HELU’s purpose–and unique capacity in this moment–is to connect local organizing to larger regional, state, and national formations. When we multiply and amplify our individual efforts, we can see that organizing to win labor justice is also organizing to win our democracy. Holding higher ed employers accountable for providing health insurance for part-time faculty, for example, as HELU members are coming together to do, means making college teaching a more secure and viable career, which means part-time faculty can exercise their voices fearlessly within and beyond their colleges and universities.
When the Debt Collective asked HELU to participate in one final push for student debt cancellation in the last week of the Biden presidency, our National Coordinated Organizing Committee sprang into action. Co-chairs Bret Benjamin and Anke Wolbert quickly brought together 15 unions and advocacy organizations representing more than 100,000 education workers to urge debt relief for borrowers over the age of 50 and borrowers from for-profit schools. HELU passed this structure test with flying colors, demonstrating that we can act nimbly to coordinate solidarity on an issue of high priority to our member unions.
That efficacy was possible because debt cancellation has been the goal of incredibly smart and sustained strategic campaigns. Those student debt campaigns didn’t start with HELU, and they didn’t happen overnight. Now HELU is in a position to launch similar campaigns so that in the future we can mobilize with even greater power across public and private institutions, across job titles and classifications, and across different geographic regions.
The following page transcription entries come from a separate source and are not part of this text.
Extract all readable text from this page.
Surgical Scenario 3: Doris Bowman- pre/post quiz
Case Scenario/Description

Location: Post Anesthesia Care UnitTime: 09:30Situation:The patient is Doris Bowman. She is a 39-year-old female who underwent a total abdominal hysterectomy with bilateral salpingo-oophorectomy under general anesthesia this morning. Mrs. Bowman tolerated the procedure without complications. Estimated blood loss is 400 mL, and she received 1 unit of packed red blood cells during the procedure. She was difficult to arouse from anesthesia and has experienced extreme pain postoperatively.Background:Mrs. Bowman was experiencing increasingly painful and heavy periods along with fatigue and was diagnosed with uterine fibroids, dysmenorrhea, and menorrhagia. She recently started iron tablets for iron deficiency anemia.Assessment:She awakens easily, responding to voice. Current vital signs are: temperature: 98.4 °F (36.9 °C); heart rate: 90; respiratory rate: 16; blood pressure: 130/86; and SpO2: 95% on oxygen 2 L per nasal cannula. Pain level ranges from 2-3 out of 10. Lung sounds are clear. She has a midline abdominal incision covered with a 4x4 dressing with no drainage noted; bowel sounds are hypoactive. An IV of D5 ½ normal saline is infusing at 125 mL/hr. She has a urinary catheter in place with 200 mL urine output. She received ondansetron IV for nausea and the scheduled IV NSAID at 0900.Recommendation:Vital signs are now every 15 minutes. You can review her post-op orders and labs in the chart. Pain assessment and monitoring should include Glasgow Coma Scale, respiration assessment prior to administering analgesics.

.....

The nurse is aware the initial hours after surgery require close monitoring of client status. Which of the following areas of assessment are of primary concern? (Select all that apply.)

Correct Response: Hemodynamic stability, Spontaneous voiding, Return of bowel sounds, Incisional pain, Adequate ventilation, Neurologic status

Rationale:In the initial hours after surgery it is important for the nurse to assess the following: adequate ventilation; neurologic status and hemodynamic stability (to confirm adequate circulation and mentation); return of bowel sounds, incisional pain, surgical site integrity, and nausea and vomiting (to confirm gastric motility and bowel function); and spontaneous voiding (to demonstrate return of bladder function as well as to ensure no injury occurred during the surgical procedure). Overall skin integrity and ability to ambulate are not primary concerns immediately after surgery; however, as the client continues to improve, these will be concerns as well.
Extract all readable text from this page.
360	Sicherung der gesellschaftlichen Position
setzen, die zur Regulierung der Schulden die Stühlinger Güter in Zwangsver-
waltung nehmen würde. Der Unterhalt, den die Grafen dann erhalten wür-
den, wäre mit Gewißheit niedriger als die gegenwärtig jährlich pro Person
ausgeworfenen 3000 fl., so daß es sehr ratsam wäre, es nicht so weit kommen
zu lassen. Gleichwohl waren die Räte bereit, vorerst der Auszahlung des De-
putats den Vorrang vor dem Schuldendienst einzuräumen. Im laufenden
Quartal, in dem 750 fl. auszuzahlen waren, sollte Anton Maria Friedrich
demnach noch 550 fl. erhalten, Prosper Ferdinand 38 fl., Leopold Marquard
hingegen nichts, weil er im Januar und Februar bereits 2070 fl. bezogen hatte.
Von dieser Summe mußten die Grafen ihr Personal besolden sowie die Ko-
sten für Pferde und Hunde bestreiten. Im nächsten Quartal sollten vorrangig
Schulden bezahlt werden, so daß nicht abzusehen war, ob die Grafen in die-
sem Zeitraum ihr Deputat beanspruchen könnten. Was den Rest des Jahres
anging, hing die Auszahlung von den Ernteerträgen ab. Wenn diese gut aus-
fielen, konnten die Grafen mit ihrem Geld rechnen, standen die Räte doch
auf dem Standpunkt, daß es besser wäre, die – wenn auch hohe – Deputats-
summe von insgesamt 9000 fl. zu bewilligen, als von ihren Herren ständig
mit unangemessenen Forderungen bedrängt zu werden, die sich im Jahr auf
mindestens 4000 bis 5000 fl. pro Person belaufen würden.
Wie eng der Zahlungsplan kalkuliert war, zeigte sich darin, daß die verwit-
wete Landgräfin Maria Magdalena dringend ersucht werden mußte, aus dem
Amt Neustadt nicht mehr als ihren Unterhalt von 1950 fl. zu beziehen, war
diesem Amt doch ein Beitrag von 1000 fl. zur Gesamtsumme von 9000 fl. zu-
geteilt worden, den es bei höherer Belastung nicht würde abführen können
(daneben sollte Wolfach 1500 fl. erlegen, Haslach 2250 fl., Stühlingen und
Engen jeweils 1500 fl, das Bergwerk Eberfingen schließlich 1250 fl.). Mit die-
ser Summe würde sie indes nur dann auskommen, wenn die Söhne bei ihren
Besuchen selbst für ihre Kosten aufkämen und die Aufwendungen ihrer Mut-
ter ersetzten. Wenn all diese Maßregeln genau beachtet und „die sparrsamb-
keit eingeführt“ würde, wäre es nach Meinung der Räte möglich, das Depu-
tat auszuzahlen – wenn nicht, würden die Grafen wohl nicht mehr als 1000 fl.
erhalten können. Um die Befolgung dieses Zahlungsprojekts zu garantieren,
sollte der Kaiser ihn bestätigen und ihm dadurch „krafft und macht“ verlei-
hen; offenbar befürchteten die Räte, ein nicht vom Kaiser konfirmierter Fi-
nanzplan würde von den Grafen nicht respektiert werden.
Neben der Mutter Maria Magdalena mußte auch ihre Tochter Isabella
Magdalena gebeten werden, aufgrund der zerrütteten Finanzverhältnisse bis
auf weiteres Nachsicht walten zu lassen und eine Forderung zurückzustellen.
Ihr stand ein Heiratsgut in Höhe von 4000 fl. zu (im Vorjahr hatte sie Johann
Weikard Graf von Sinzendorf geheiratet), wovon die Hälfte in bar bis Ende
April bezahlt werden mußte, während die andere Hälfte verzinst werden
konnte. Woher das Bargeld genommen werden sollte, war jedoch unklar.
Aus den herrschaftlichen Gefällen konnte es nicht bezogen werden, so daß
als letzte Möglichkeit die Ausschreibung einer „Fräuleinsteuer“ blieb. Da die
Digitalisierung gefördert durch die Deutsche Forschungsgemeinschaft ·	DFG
Higher education is the site of massive political struggle, and higher ed labor has got to be the vanguard of the movement.
This winter and spring, HELU activists are leading workshops in six states to develop platforms, advance coalitions, and share concrete, tested strategies for winning political change. I hope your union will join these opportunities so we can connect with and fortify each other. At a moment when we could go quiet and dark, we must choose to build up and out.